At its request, more background information about the area was subsequently supplied to the Premier’s office and, when nothing further had been heard, a letter was sent on 22 May asking for a progress report. There has been no movement in implementing any of the assurances given but it is clear from media reports that at least ten thousand people will be moved to make way for the new city – to be built on valuable agricultural land – despite the assurances given by the Premier’s office. Only at the beginning of July did the provincial government hold a public meeting at Macambini. People were not told where they would be moved to, but were promised compensation and jobs. Since the verbal assurances given at the April meetings have been dishonoured people have no reason to believe these promises. Although it was announced that the provincial government would work with representatives from the affected area the climate of intense repression in the area will ensure that only those selected by the traditional leader will participate and no democratic decision making will be permitted.

The plight of the illegal occupants on Mangete farms is particularly invidious, since it is only out of compassion that the farm owners have not implemented the court order and evicted them.
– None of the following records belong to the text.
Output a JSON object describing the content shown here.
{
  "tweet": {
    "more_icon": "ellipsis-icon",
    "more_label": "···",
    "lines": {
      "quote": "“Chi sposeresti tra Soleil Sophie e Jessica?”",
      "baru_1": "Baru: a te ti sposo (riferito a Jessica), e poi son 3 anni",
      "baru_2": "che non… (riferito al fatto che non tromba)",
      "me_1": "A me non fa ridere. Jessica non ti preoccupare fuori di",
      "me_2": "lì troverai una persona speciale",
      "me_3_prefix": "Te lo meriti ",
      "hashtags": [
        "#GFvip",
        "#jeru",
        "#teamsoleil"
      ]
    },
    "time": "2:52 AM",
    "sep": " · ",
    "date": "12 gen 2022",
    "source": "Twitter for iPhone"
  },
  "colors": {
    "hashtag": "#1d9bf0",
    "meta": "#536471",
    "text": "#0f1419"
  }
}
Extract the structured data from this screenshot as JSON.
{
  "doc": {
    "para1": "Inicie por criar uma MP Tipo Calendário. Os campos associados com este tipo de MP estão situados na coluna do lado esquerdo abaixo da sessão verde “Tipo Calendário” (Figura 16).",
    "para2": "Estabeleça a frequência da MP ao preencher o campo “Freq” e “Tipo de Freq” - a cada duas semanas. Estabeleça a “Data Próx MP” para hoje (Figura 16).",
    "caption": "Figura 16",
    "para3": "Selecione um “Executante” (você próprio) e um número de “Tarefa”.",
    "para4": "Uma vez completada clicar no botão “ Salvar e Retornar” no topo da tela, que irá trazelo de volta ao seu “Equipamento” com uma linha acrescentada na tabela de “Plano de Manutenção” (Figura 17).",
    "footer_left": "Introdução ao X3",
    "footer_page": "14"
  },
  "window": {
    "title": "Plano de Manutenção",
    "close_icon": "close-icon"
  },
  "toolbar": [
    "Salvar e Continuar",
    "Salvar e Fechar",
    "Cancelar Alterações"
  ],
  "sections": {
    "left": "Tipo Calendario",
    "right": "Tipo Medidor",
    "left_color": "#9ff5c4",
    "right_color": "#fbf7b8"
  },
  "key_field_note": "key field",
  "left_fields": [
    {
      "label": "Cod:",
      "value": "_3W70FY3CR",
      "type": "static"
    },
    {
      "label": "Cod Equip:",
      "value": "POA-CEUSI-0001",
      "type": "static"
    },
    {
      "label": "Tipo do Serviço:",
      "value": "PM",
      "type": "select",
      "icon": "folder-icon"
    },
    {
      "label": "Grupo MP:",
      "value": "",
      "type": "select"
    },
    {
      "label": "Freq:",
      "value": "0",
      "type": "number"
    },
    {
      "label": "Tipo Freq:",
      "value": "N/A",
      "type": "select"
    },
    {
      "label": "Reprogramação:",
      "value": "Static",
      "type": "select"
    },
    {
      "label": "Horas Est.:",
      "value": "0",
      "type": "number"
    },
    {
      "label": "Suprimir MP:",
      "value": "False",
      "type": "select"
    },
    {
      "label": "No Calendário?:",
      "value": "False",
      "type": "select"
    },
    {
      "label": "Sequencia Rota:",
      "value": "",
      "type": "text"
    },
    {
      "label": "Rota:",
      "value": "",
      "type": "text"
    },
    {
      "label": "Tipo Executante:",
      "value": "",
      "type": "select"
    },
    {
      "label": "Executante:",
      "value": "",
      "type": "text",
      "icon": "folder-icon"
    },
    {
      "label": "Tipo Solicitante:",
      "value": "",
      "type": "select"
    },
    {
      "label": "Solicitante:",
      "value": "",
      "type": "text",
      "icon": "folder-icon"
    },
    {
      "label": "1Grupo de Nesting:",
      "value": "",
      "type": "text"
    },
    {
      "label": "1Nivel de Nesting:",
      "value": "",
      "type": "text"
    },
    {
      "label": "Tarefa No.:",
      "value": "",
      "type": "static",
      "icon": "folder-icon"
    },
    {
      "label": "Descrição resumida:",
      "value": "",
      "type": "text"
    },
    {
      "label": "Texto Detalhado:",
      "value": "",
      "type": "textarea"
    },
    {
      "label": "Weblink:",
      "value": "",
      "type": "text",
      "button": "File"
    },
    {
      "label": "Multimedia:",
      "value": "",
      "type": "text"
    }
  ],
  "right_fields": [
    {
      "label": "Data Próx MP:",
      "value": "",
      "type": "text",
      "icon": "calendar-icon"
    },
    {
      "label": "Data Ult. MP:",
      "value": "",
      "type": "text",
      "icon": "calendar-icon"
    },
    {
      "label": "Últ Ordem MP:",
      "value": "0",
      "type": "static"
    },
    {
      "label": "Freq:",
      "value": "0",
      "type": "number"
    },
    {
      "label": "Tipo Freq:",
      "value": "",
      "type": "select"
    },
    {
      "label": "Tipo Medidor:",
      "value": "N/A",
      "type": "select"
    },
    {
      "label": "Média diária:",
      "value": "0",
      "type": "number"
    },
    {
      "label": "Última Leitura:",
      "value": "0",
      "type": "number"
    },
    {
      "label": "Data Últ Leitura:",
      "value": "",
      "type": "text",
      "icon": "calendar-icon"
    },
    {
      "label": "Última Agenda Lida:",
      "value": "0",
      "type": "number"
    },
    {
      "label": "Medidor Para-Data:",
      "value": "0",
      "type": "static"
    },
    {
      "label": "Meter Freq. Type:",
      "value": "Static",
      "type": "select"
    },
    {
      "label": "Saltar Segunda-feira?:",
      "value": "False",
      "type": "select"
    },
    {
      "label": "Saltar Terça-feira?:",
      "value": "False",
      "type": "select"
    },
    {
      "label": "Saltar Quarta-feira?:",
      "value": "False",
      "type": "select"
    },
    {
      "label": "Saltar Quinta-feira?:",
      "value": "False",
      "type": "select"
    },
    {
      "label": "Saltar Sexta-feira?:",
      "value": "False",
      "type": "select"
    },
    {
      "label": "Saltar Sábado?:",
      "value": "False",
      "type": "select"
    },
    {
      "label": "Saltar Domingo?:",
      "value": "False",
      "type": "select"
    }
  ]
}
Not only is the claim settlement land being withheld from them, but that given to them in the 1970s – Wangu – has reportedly been included in the land made available to Ruwaad Holdings. Mathaba is well aware of this fact, since he himself alludes to it in a sworn statement in Durban High Court Case 1931/96. Is it simply a co-incidence that areas in which residents were driven from their land by violence in the 1990s – Wangu, Owabede and Lamboti – now apparently form part of the new Ruwaad Holdings empire?

The actions of the provincial government are in breach of the Constitution which states (Sec 25,1) that ‘No one may be deprived of property except in terms of law of general application and no law may permit arbitrary deprivation of property’ Deals struck with Ruwaad Holdings behind closed doors are lacking in the transparency demanded of government. Both the Premier’s office, and the Ingonyama Trust – which is the landowner in law of all former homeland land – owe the people of eMacambini, and the general public, a full explanation of exactly what agreements have been entered into relating to eMacambini land, including the identities of local beneficiaries of this deal. We also need to know whether anyone who is currently part of any government structures has a vested interest in this neo-imperialist venture which seems set to benefit a select few at the expense of thousands whose homes and livelihoods are in jeopardy.